Wie sieht es mit der Finanzierung aus?
Die ist gesichert: Im Haushalt stehen für das Jugendzentrum 2018 und 2019
je 175.000 Euro zur Verfügung.
Welche Altersgruppe soll angesprochen werden?
Generell gesagt: Jugendliche bis 26 Jahre. Wir müssen allerdings
berücksichtigen, dass die Jugendlichen immer früher über ihre sexuelle
Orientierung oder geschlechtliche Identität Bescheid wissen, teilweise
schon mit elf oder zwölf Jahren. Das heißt, dass diese Altersgruppe dann
auch noch mal ganz besondere Bedürfnisse hat und einen anderen Zugang
braucht, ein anderes Angebot und andere Unterstützung als ältere
Jugendliche.
Dafür werden geschulte Pädagoginnen und Pädagogen benötigt. Wie werden
diese vorbereitet?
Bei der Umsetzung des erarbeiteten Konzepts wird es ein Verfahren geben, in
dem sich geeignete Träger bewerben können. Sie werden das pädagogische
Personal aussuchen, nach Fachstandards und nach Qualitätskriterien, wie das
im Sozial- und Jugendbereich üblich ist. Bewährt hat sich zudem der
sogenannte Peer-to-Peer-Ansatz.
Erklären Sie das bitte genauer.
Das heißt, Jugendliche, die ein bisschen älter sind und schon ihr
Coming-out hatten, werden pädagogisch fortgebildet, sodass sie selbst
geschulte Ansprechpartner für andere Jugendliche werden. Wissenschaftliche
Untersuchungen beweisen, dass es besonders wirkungsvoll ist, wenn
Jugendliche selbst Jugendliche beraten und ihnen Erfahrung mitgeben.
Soll die Einrichtung auch für nichtqueere Jugendliche geöffnet werden?

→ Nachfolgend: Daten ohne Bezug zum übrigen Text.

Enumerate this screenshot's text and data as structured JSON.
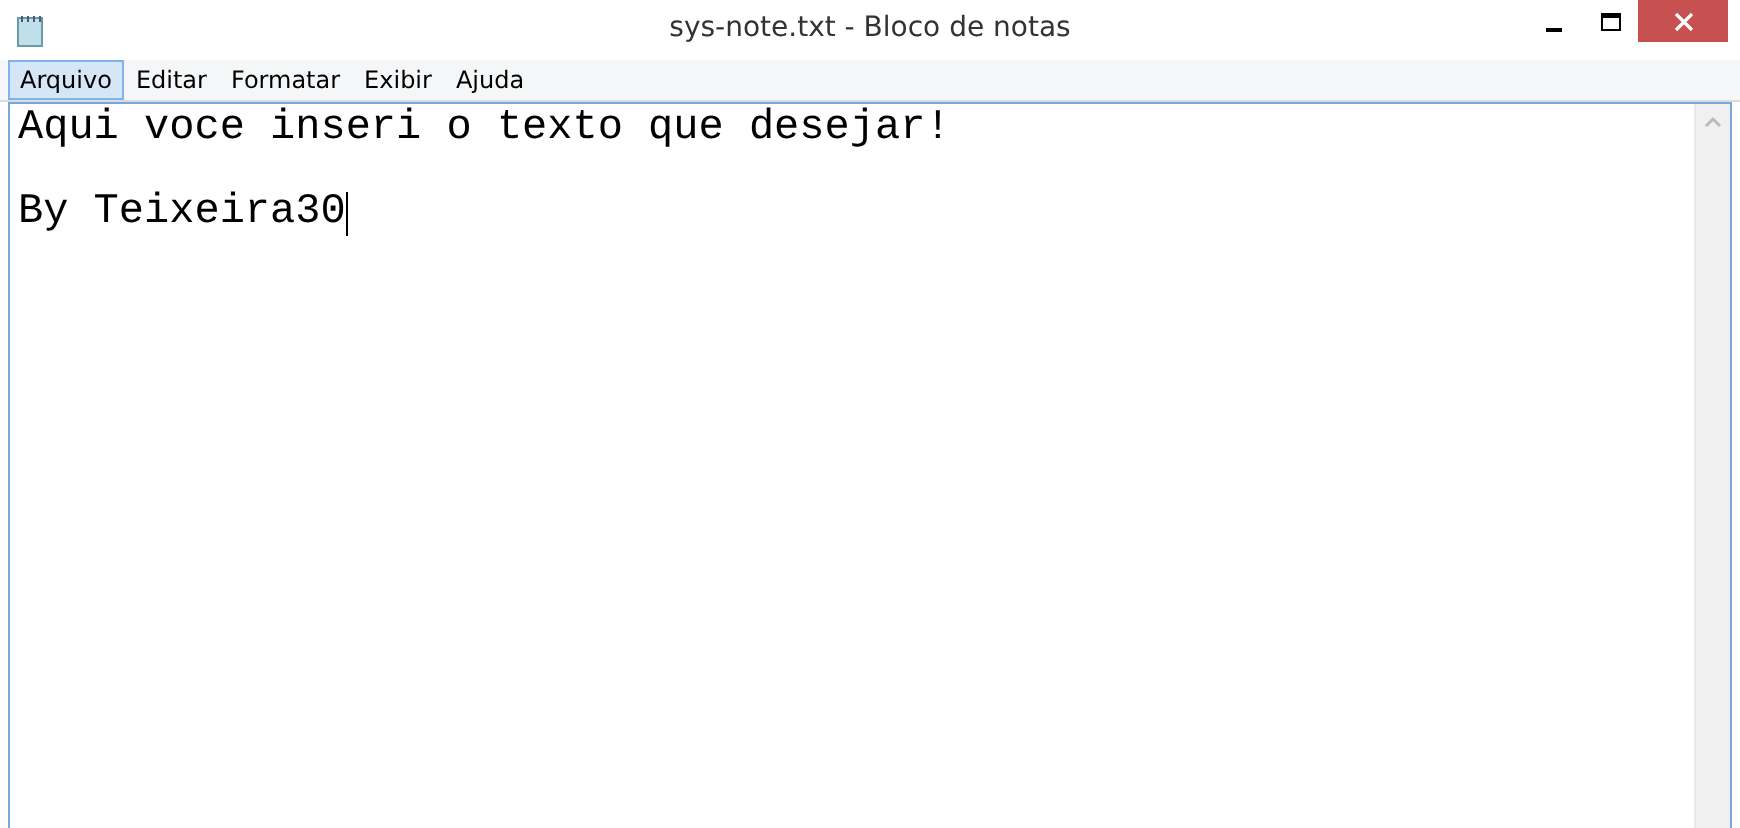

Es wird nicht an der Tür gefragt werden: „Bist du lesbisch oder schwul?“ Es
wird darauf hingewiesen werden, was das für ein Ort ist – und dann werden
die Jugendlichen schon selbst entscheiden, ob das der richtige Ort für sie
ist oder nicht. Zielgruppenspezifisch ist es natürlich auf die Bedürfnisse
von LSBTIQ*-Jugendlichen ausgerichtet.
Aber wenn nun Interessierte kommen, die keine queeren Jugendlichen sind,
würden Sie die dennoch einlassen?
Auf jeden Fall. Wenn queere Jugendliche Freund*innen mitbringen, die nicht
queer sind, dürfen die natürlich auch rein. Das ist wichtig und richtig.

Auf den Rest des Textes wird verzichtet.